Below you'll see a calculator
[calculator
field1="value1" field2="value2" field3="value3" field4="value4"
/]
Above is a calculator.
---------------
So firstly, I need to remove the [calculator ... /] (which is a static tag) section from the text. I then need to take that removed section and parse it. The format is always;
field="value"
With only a space, or linebreak separating each entry.
I've been using string.Split, but it is very messy, and I'm pretty sure there are easier methods than this?
Thanks.
If the format is known and consistent then consider regular expressions to parse the data.
Answer by sarahnorthway · Jul 11, 2019 at 06:41 PM
Sounds like a job for the mighty Regular Expression!
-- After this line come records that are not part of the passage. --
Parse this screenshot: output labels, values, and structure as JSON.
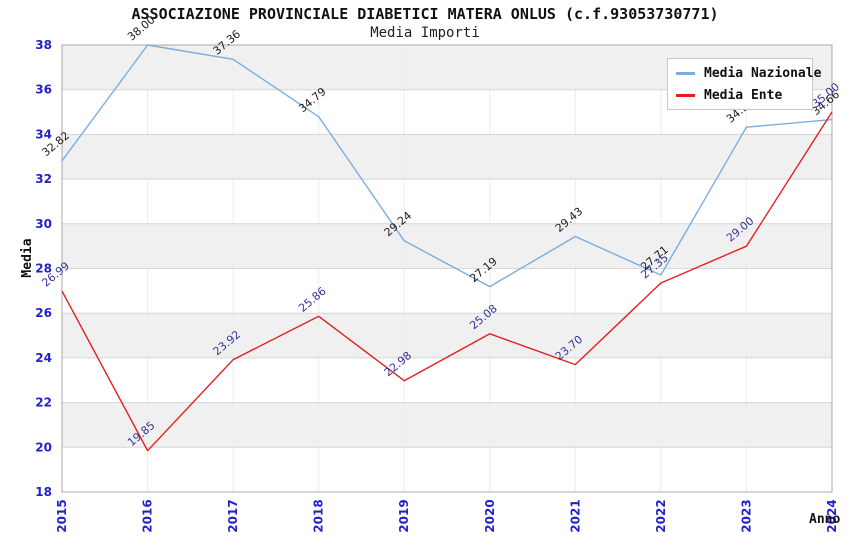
{
  "header": {
    "title": "ASSOCIAZIONE PROVINCIALE DIABETICI MATERA ONLUS (c.f.93053730771)",
    "subtitle": "Media Importi"
  },
  "legend": {
    "items": [
      {
        "label": "Media Nazionale",
        "color": "#7aaede"
      },
      {
        "label": "Media Ente",
        "color": "#e51f1f"
      }
    ]
  },
  "chart_data": {
    "type": "line",
    "title": "ASSOCIAZIONE PROVINCIALE DIABETICI MATERA ONLUS (c.f.93053730771)",
    "subtitle": "Media Importi",
    "xlabel": "Anno",
    "ylabel": "Media",
    "x": [
      2015,
      2016,
      2017,
      2018,
      2019,
      2020,
      2021,
      2022,
      2023,
      2024
    ],
    "series": [
      {
        "name": "Media Nazionale",
        "color": "#7aaede",
        "label_color": "#1a1a1a",
        "values": [
          32.82,
          38.0,
          37.36,
          34.79,
          29.24,
          27.19,
          29.43,
          27.71,
          34.32,
          34.66
        ]
      },
      {
        "name": "Media Ente",
        "color": "#e51f1f",
        "label_color": "#333399",
        "values": [
          26.99,
          19.85,
          23.92,
          25.86,
          22.98,
          25.08,
          23.7,
          27.35,
          29.0,
          35.0
        ]
      }
    ],
    "ylim": [
      18,
      38
    ],
    "ytick_step": 2,
    "grid": true,
    "legend_position": "top-right",
    "styles": {
      "tick_label_color": "#2222cc",
      "band_colors": [
        "#f0f0f0",
        "#ffffff"
      ],
      "hgrid_color": "#d6d6d6",
      "vgrid_color": "#ececec",
      "plot_border_color": "#a8a8a8"
    }
  }
}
Regex patterns can get gnarly but regex101.com is a fantastic resource to help build and debug them.
I would pull out the field1="value1" field2="value2"
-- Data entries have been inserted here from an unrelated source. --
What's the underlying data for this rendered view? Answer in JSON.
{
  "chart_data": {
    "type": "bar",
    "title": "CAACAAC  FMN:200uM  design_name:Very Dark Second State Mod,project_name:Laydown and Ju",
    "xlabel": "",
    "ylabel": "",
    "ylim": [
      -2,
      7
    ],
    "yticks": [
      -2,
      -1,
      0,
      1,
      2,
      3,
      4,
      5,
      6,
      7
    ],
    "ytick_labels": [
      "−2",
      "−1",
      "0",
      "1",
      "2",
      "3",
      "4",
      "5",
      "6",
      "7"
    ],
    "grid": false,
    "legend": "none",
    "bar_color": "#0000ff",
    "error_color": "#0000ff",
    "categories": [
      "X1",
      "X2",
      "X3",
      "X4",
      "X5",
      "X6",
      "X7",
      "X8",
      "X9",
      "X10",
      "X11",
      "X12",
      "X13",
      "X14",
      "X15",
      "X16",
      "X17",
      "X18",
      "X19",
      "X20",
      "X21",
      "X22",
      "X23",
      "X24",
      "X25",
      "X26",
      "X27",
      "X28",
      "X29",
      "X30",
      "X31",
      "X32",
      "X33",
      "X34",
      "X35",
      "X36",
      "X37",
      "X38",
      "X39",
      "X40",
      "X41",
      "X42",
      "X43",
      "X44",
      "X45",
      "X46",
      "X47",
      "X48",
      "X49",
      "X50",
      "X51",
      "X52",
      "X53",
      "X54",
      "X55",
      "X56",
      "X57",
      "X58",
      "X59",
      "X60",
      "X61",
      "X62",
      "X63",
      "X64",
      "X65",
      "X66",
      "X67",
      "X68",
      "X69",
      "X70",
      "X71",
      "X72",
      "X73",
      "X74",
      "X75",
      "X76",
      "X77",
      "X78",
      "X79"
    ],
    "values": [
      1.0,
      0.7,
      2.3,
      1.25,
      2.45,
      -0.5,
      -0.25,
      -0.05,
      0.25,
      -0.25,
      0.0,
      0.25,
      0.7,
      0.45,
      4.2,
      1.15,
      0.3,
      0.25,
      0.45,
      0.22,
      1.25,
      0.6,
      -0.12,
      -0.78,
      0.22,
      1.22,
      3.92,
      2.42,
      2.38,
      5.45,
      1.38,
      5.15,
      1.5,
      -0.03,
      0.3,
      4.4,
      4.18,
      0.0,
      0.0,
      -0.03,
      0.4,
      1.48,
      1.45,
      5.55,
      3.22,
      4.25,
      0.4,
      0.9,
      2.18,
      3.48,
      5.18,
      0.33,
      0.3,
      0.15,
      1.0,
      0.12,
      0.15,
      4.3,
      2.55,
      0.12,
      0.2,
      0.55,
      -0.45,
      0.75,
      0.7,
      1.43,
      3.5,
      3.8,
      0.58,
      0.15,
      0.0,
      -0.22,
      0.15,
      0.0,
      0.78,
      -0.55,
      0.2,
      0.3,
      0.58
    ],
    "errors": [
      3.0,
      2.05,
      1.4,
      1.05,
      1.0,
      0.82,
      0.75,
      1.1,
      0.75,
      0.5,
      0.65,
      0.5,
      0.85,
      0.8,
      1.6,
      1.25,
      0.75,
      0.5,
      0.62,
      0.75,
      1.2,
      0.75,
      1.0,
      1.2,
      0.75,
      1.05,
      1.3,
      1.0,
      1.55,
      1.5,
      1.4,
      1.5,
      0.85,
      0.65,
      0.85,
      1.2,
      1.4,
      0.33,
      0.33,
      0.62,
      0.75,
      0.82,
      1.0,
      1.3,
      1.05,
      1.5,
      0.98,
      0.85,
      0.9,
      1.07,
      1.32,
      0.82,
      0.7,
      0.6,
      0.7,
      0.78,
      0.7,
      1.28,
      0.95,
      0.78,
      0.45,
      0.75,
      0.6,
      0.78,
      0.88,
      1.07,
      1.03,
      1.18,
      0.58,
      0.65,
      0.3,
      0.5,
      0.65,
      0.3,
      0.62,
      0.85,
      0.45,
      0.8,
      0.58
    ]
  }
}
string in a first step, then pull the pairs from that.
Like...
using System.Text.RegularExpressions;
using UnityEngine;
[ExecuteInEditMode]
public class test : MonoBehaviour {
private static string text = " ---------------\r\n Hello, this is some text.\r\n Below you'll see a calculator\r\n \r\n [calculator\r\n field1=\"value1\" field2=\"value2\" field3=\"value3\" field4=\"value4\"\r\n /]\r\n \r\n Above is a calculator.\r\n ---------------";
void OnEnable() {
// look for single match of whatever's between [calculator and /]
string pattern = @"\[calculator([^\]]*)\/\]";
Match match = Regex.Match(text, pattern);
if (string.IsNullOrEmpty(match.Value)) {
Debug.LogWarning("Invalid calculator string.");
return;
}
// field1="value1" field2="value2" field3="value3" field4="value4"
// Groups[0] is the entire match, Groups[1] is the 1st capturing group denoted by ()
string pairs = match.Groups[1].Value.Trim();
Debug.Log("Pairs: " + pairs);
// look for multiple matches of XXXX="YYYY"
// to escape " in an @ string replace with ""
string pairsPattern = @"([^=]*)=""([^""]*)""";
MatchCollection matches = Regex.Matches(pairs, pairsPattern);
foreach (Match pairsMatch in matches) {
string field = pairsMatch.Groups[1].Value.Trim();
string value = pairsMatch.Groups[2].Value.Trim();
Debug.Log(field + "=" + value);
}
}
}
Hello @sarahnorthway , thank you very much for this. I have heard of Regex, and it does seem very useful indeed. Thank you for the Regex tester, I'm having a play now. Could you comment/explain a bit further? On line 19, why are you using Trim? Also I inserted the field=value into the Regex tester using your expression, and I get 'Your regular expression does not match the subject string.' -- Update -- I replaced your expression with this;
([^=]*)="([^""]*)
And it works on the tester
Yeah using "" to escape " always throws me. In the sim it should be ([^=]*)="([^"]*)"
which means (anything NOT an equals sign)="(anything NOT a double quote)"
I always Trim to remove whitespace on unknown values just to be safe... but in this case the 2nd+ field name will end up with a space at the start if you don't. To account for it you could do string pairsPattern = @"\w*([^=]*)=""([^""]*)""";
which matches but ignores 0 or more whitespace characters (\w) from the start of each pair.
Thanks for this, one thing I forgot to mention is that there could be multiple calculators on the same text, loads in fact. Can the $$anonymous$$atch take this into account?